Он сохранял на лице бесстрастное выражение, хотя всей кожей ощущал опасность. Белые оказались в самом сердце холмов Матопо — здесь матабеле чувствуют себя как дома, и неизвестно, на что они могут решиться. Только сумасшедшие согласились бы прийти сюда без оружия, отдав себя на милость одного из самых диких и кровожадных племен жестокого первобытного континента. Заложив руки за спину, Зуга медленно поворачивался кругом, осматривая каменную стену, окружавшую их со всех сторон. Долго ждать не пришлось.
— Ну что же, господа, вот и противник! — тихо сказал он.
По неслышному сигналу спрятанные импи бесшумно поднялись, образовав живое ограждение на вершине каменной стены. Ряды воинов стояли плечом к плечу, целиком окружив впадину. Невозможно было сосчитать, сколько тысяч амадода собралось здесь, и тем не менее царила полная тишина, точно уши были залиты воском.
— Не двигайтесь, господа, — предупредил Зуга.
Его спутники замерли. Над ними застыли непроницаемые молчаливые матабеле. В удушливой жаре ни единый звук не нарушал тишину, ни один порыв ветра не шевелил перья на головных уборах.
Наконец амадода расступились, пропуская вперед группу людей — великих индун Кумало, чистокровных занзи из королевского рода, — но как же поредели их ряды!
Все они постарели, их головы и бороды посеребрил иней седины. Они исхудали, точно бродячие псы, и мускулистые тела воинов стали жилистыми и тощими, ребра выпирали наружу. Некоторые вожди были перевязаны грязными, пропитанными кровью тряпицами, кожу других покрывали язвы, вызванные недоеданием и тяжелыми условиями жизни.

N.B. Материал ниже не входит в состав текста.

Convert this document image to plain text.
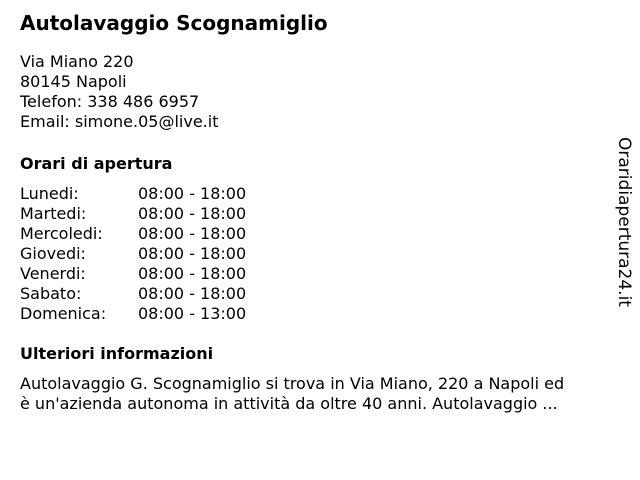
Autolavaggio Scognamiglio
Via Miano 220
80145 Napoli
Telefon: 338 486 6957
Email: simone.05@live.it
Orari di apertura
Lunedi:	08:00 - 18:00
Martedi:	08:00 - 18:00
Mercoledi: 08:00 - 18:00
Giovedi:	08:00 - 18:00
Venerdi:	08:00 - 18:00
Sabato:	08:00 - 18:00
Domenica: 08:00 - 13:00
Ulteriori informazioni
Autolavaggio G. Scognamiglio si trova in Via Miano, 220 a Napoli ed
è un'azienda autonoma in attività da oltre 40 anni. Autolavaggio ...
Oraridiapertura24.it
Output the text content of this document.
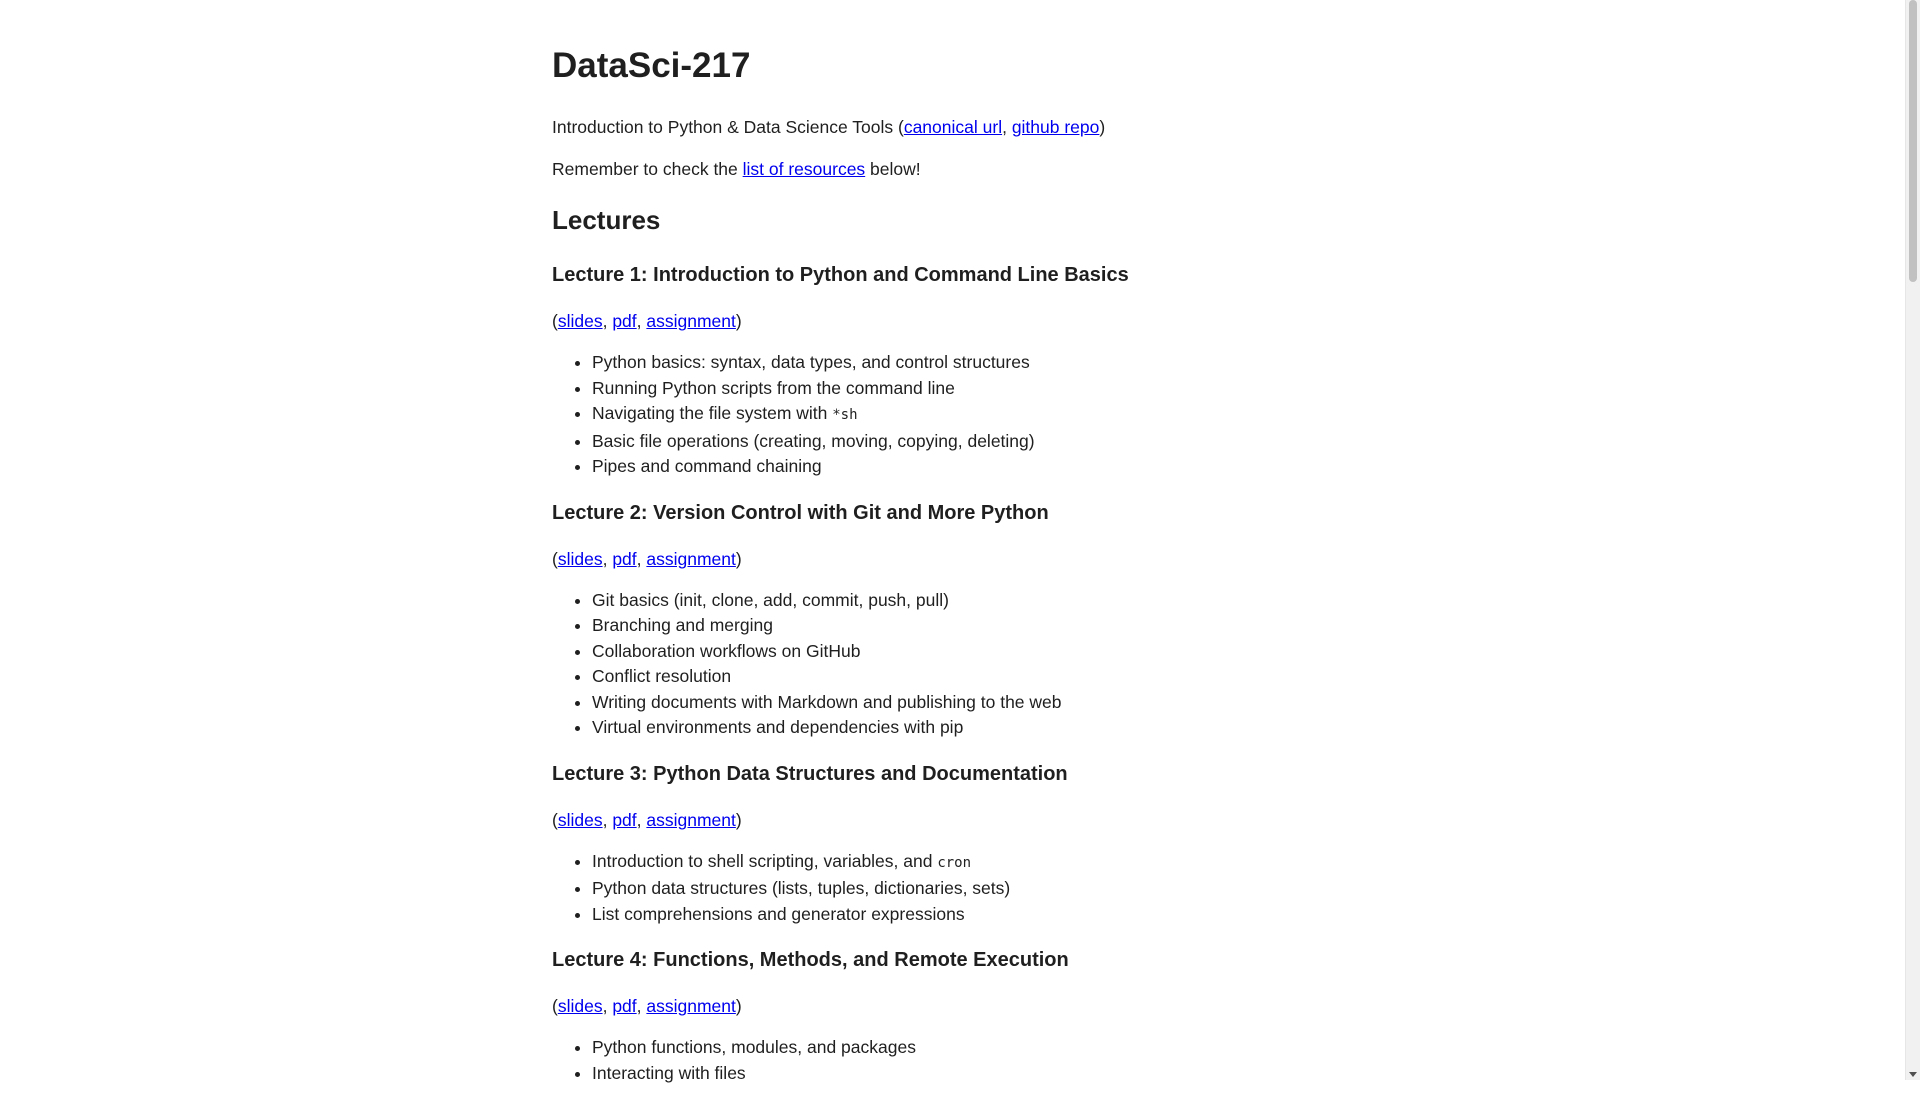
DataSci-217

Introduction to Python & Data Science Tools (canonical url, github repo)

Remember to check the list of resources below!

Lectures
Lecture 1: Introduction to Python and Command Line Basics

(slides, pdf, assignment)

• Python basics: syntax, data types, and control structures
• Running Python scripts from the command line
• Navigating the file system with *sh
• Basic file operations (creating, moving, copying, deleting)
• Pipes and command chaining
Lecture 2: Version Control with Git and More Python

(slides, pdf, assignment)

• Git basics (init, clone, add, commit, push, pull)
• Branching and merging
• Collaboration workflows on GitHub
• Conflict resolution
• Writing documents with Markdown and publishing to the web
• Virtual environments and dependencies with pip
Lecture 3: Python Data Structures and Documentation

(slides, pdf, assignment)

• Introduction to shell scripting, variables, and cron
• Python data structures (lists, tuples, dictionaries, sets)
• List comprehensions and generator expressions
Lecture 4: Functions, Methods, and Remote Execution

(slides, pdf, assignment)

• Python functions, modules, and packages
• Interacting with files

Впереди шел Ганданг, за ним, плечом к плечу, — его единокровные братья Бабиаан и Сомабула, за которыми следовали остальные: у каждого на голове — обруч индуны, в руках — ассегай и щит, покрытый бычьей шкурой, который и дал название племени матабеле, Люди длинных щитов.
Не доходя десяти шагов до Зуги, Ганданг остановился и опустил щит на землю. Мужчины смотрели в глаза друг другу, вспоминая тот день, больше тридцати лет назад, когда встретились впервые.
— Я вижу тебя, Ганданг, сын Мзиликази, — сказал наконец Зуга.
— Я вижу тебя, Бакела, Тот, кто бьет кулаком.
За спиной Зуги мистер Родс невозмутимо приказал:
— Спросите у него, мир или война.
Не сводя взгляда с высокого истощенного вождя, Зуга спросил:
— По-прежнему ли застилает ваши глаза жажда крови?
Ганданг ответил низким ворчанием, которое донеслось до всех индун и всколыхнуло ряды воинов на вершине.
— Передай Лодзи, что мы больше не жаждем крови. — Вождь наклонился и положил ассегай и щит на землю.
Двое матабеле в набедренных повязках толкали небольшую вагонетку по узкоколейному пути. В конце узкоколейки фиксатор выбили, вагонетка перевернулась и высыпала пять тонн голубоватых кристаллов кварца в горловину воронки. Камни покатились в сортирующий ящик, скапливаясь на стальной решетке. Десяток матабеле кувалдами разбивали руду, и она проваливалась дальше, в толчейный ящик, где тяжелые чугунные песты, приводимые в движение паровым двигателем, мерно опускались и поднимались, дробя камни в пыль. Грохот стоял оглушительный. Постоянный поток воды, закачиваемой насосом из речки в долине, вымывал руду из толчейного ящика и нес по шлюзу на столы, расставленные под низким навесом.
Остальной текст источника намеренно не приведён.